Partitioned heritability LD score regression enrichment analysis

Partitioned heritability LD score regression (v1.0.0) was used to identify enrichment of GWAS summary statistics among open accessible regions identified in each cell type. The baseline analysis was performed using LDSCORE data (https://data.broadinstitute.org/alkesgroup/LDSCORE) with LD scores, regression weights, and allele frequencies from 1000G Phase1 and summary statistics from the COVID-19 Host Genetics Initiative [25]. We generated partitioned LD score regression annotations for each cell type using the coordinates of the all promoter OCR + promoter-interacting OCR. Finally, the cell-type-specific partitioned LD scores were compared to baseline LD scores to measure enrichment in each cell type independently.

Transcription factor motif analysis

Transcription factor binding site motifs overlapping with proxies implicated in by variant to gene mapping analysis were identified using the R package motifbreakR (v2.0.0) [72] using the Jaspar2018 database as our reference set of position weight matrices [73]. Results were filtered to TFs that expressed in the implicated cell type (TPM > 1) and were visualized using Cytoscape (v3.8.2) [74].

RNA-seq library generation and analysis

RNA was isolated from ~ 1 million of each cell type using Trizol Re- agent (Invitrogen), purified using the Directzol RNA Miniprep Kit (Zymo Research), and depleted of contaminating genomic DNA using DNAse I. Purified RNA was checked for quality on a Bioanlayzer 2100 using the Nano RNA Chip and samples with RIN > 7 were used for RNA-seq library preparation. RNA samples were depleted of rRNA using QIAseq Fastselect RNA removal kit (Qiagen). Samples were then processed for the preparation of libraries using the SMARTer Stranded Total RNA Sample Prep Kit (Takara Bio USA) according to the manufacturer’s instructions. Briefly, the purified first-strand cDNA is amplified into RNA-seq libraries using SeqAmp DNA Polymerase and the Forward and the Reverse PCR Primers from the Illumina Indexing Primer Set HT for Illumina. Quality and quantity of the libraries was assessed using the Agilent 2100 Bioanalyzer system and Qubit fluorometer (Life Technologies).

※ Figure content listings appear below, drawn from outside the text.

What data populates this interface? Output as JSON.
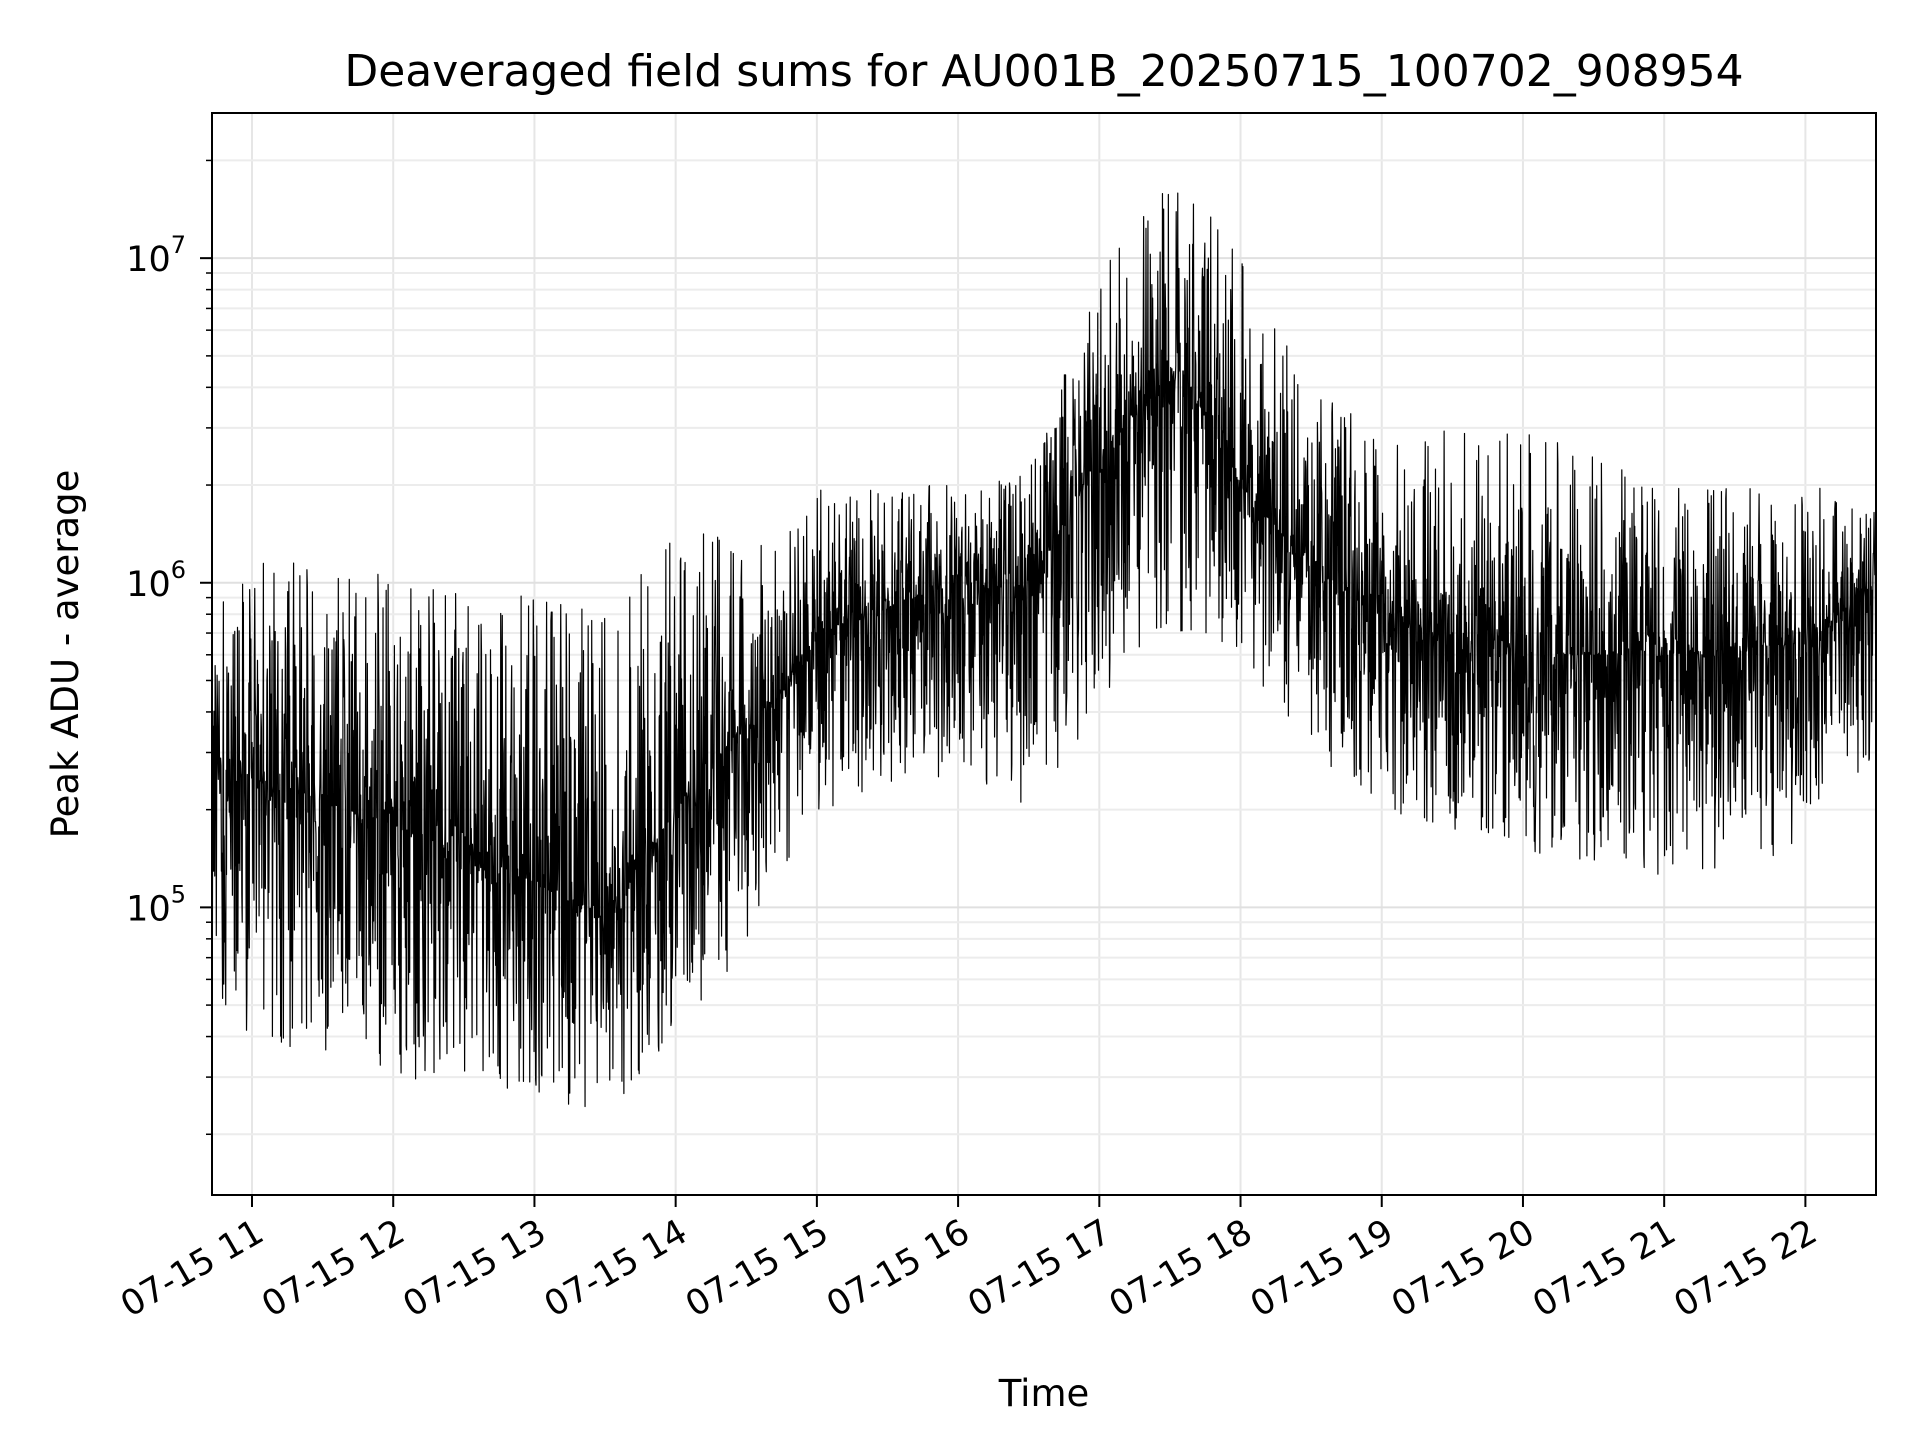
{
  "chart_data": {
    "type": "line",
    "title": "Deaveraged field sums for AU001B_20250715_100702_908954",
    "xlabel": "Time",
    "ylabel": "Peak ADU - average",
    "yscale": "log",
    "ylim": [
      13000,
      28000000
    ],
    "grid": true,
    "line_color": "#000000",
    "x_ticks": [
      "07-15 11",
      "07-15 12",
      "07-15 13",
      "07-15 14",
      "07-15 15",
      "07-15 16",
      "07-15 17",
      "07-15 18",
      "07-15 19",
      "07-15 20",
      "07-15 21",
      "07-15 22"
    ],
    "y_ticks": [
      {
        "value": 100000,
        "base": "10",
        "exp": "5"
      },
      {
        "value": 1000000,
        "base": "10",
        "exp": "6"
      },
      {
        "value": 10000000,
        "base": "10",
        "exp": "7"
      }
    ],
    "x_range": [
      "2025-07-15 10:43",
      "2025-07-15 22:30"
    ],
    "sample_interval_seconds": 10,
    "envelope_note_hourly_band": [
      {
        "time": "2025-07-15 10:43",
        "low": 50000,
        "typical": 300000,
        "high": 1200000
      },
      {
        "time": "2025-07-15 11:00",
        "low": 40000,
        "typical": 250000,
        "high": 1200000
      },
      {
        "time": "2025-07-15 12:00",
        "low": 30000,
        "typical": 180000,
        "high": 1100000
      },
      {
        "time": "2025-07-15 13:00",
        "low": 25000,
        "typical": 120000,
        "high": 1000000
      },
      {
        "time": "2025-07-15 13:30",
        "low": 23000,
        "typical": 90000,
        "high": 800000
      },
      {
        "time": "2025-07-15 14:00",
        "low": 40000,
        "typical": 200000,
        "high": 1500000
      },
      {
        "time": "2025-07-15 14:45",
        "low": 100000,
        "typical": 450000,
        "high": 1300000
      },
      {
        "time": "2025-07-15 15:00",
        "low": 200000,
        "typical": 700000,
        "high": 2000000
      },
      {
        "time": "2025-07-15 16:00",
        "low": 250000,
        "typical": 1000000,
        "high": 2000000
      },
      {
        "time": "2025-07-15 16:30",
        "low": 200000,
        "typical": 950000,
        "high": 2200000
      },
      {
        "time": "2025-07-15 17:00",
        "low": 400000,
        "typical": 2500000,
        "high": 9000000
      },
      {
        "time": "2025-07-15 17:35",
        "low": 700000,
        "typical": 4500000,
        "high": 19000000
      },
      {
        "time": "2025-07-15 18:00",
        "low": 600000,
        "typical": 2000000,
        "high": 10000000
      },
      {
        "time": "2025-07-15 18:30",
        "low": 300000,
        "typical": 1100000,
        "high": 4000000
      },
      {
        "time": "2025-07-15 19:00",
        "low": 200000,
        "typical": 800000,
        "high": 3000000
      },
      {
        "time": "2025-07-15 20:00",
        "low": 150000,
        "typical": 600000,
        "high": 3000000
      },
      {
        "time": "2025-07-15 21:00",
        "low": 120000,
        "typical": 600000,
        "high": 2000000
      },
      {
        "time": "2025-07-15 22:00",
        "low": 150000,
        "typical": 650000,
        "high": 2000000
      },
      {
        "time": "2025-07-15 22:30",
        "low": 300000,
        "typical": 1000000,
        "high": 1800000
      }
    ]
  }
}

Sequencing of the finalized libraries was performed on the NovaSeq 6000 platform at the CHOP Center for Spatial and Functional Genomics. For analysis, TPM values of bulk RNA-seq data were calculated using the pseudo-aligner Kallisto 0.46.2 [75]. Gene level expression was calculated by combining individual TPM values. The comparison of gene expression level between those with promoters with contacts to OCRs or those lacking contacts with OCRs was performed using an unpaired two-sided Wilcoxon rank-sum test, implemented in the R function wilcox.test.

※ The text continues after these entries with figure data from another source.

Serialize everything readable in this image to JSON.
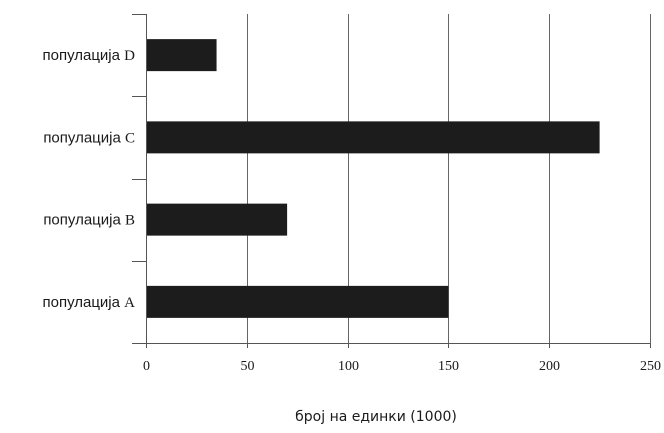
{
  "chart_data": {
    "type": "bar",
    "orientation": "horizontal",
    "categories": [
      {
        "prefix": "популација",
        "letter": "A"
      },
      {
        "prefix": "популација",
        "letter": "B"
      },
      {
        "prefix": "популација",
        "letter": "C"
      },
      {
        "prefix": "популација",
        "letter": "D"
      }
    ],
    "values": [
      150,
      70,
      225,
      35
    ],
    "xlabel": "број на единки (1000)",
    "xlim": [
      0,
      250
    ],
    "xticks": [
      "0",
      "50",
      "100",
      "150",
      "200",
      "250"
    ],
    "grid": "vertical",
    "bar_color": "#1c1c1c",
    "grid_color": "#666666",
    "axis_color": "#555555"
  }
}
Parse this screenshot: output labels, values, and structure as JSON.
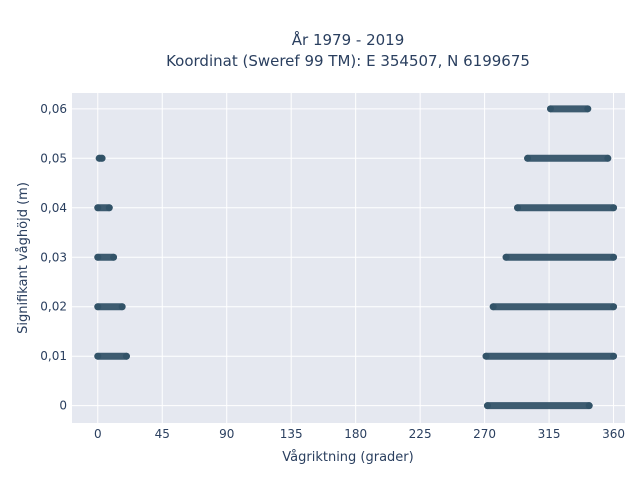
{
  "chart_data": {
    "type": "scatter",
    "title_line1": "År 1979 - 2019",
    "title_line2": "Koordinat (Sweref 99 TM): E 354507, N 6199675",
    "xlabel": "Vågriktning (grader)",
    "ylabel": "Signifikant våghöjd (m)",
    "xlim": [
      -18,
      368
    ],
    "ylim": [
      -0.0035,
      0.0632
    ],
    "x_ticks": [
      {
        "value": 0,
        "label": "0"
      },
      {
        "value": 45,
        "label": "45"
      },
      {
        "value": 90,
        "label": "90"
      },
      {
        "value": 135,
        "label": "135"
      },
      {
        "value": 180,
        "label": "180"
      },
      {
        "value": 225,
        "label": "225"
      },
      {
        "value": 270,
        "label": "270"
      },
      {
        "value": 315,
        "label": "315"
      },
      {
        "value": 360,
        "label": "360"
      }
    ],
    "y_ticks": [
      {
        "value": 0,
        "label": "0"
      },
      {
        "value": 0.01,
        "label": "0,01"
      },
      {
        "value": 0.02,
        "label": "0,02"
      },
      {
        "value": 0.03,
        "label": "0,03"
      },
      {
        "value": 0.04,
        "label": "0,04"
      },
      {
        "value": 0.05,
        "label": "0,05"
      },
      {
        "value": 0.06,
        "label": "0,06"
      }
    ],
    "grid": true,
    "marker_color": "#2f5066",
    "plot_background": "#e5e8f0",
    "series": [
      {
        "points": [
          {
            "x_range": [
              272,
              343
            ],
            "y": 0
          },
          {
            "x_range": [
              0,
              20
            ],
            "y": 0.01
          },
          {
            "x_range": [
              271,
              360
            ],
            "y": 0.01
          },
          {
            "x_range": [
              0,
              17
            ],
            "y": 0.02
          },
          {
            "x_range": [
              276,
              360
            ],
            "y": 0.02
          },
          {
            "x_range": [
              0,
              11
            ],
            "y": 0.03
          },
          {
            "x_range": [
              285,
              360
            ],
            "y": 0.03
          },
          {
            "x_range": [
              0,
              8
            ],
            "y": 0.04
          },
          {
            "x_range": [
              293,
              360
            ],
            "y": 0.04
          },
          {
            "x_range": [
              1,
              3
            ],
            "y": 0.05
          },
          {
            "x_range": [
              300,
              356
            ],
            "y": 0.05
          },
          {
            "x_range": [
              316,
              342
            ],
            "y": 0.06
          }
        ]
      }
    ]
  }
}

COVID-19 V2G gene integration with external RNA-seq datasets

We retrieved bulk RNA-seq fastq datasets associated with Galani et al. [33] from the Sequence Read Archive using sra-tools (SRA Toolkit Development Team; http://ncbi.github.io/sra-tools/) and plotted the log2 fold change data reported for severe or mild COVID-19 compared to the mean of 5 healthy donors. Single-end fastq files were retrieved with fastq-dump. TPM values were calculated using kallisto with the following parameters: --single -l 200 -s 20. The log2FC for the genes implicated in our immune cell types was calculated for each COVID19 patient compared. We retrieved processed data for pseudo-bulk comparisons between severe and mild COVID-19 relative to healthy donors from Zhang et al. [34].

Ingenuity pathway analysis

Ingenuity pathway analysis (IPA, QIAGEN) was used for gene ontology analysis.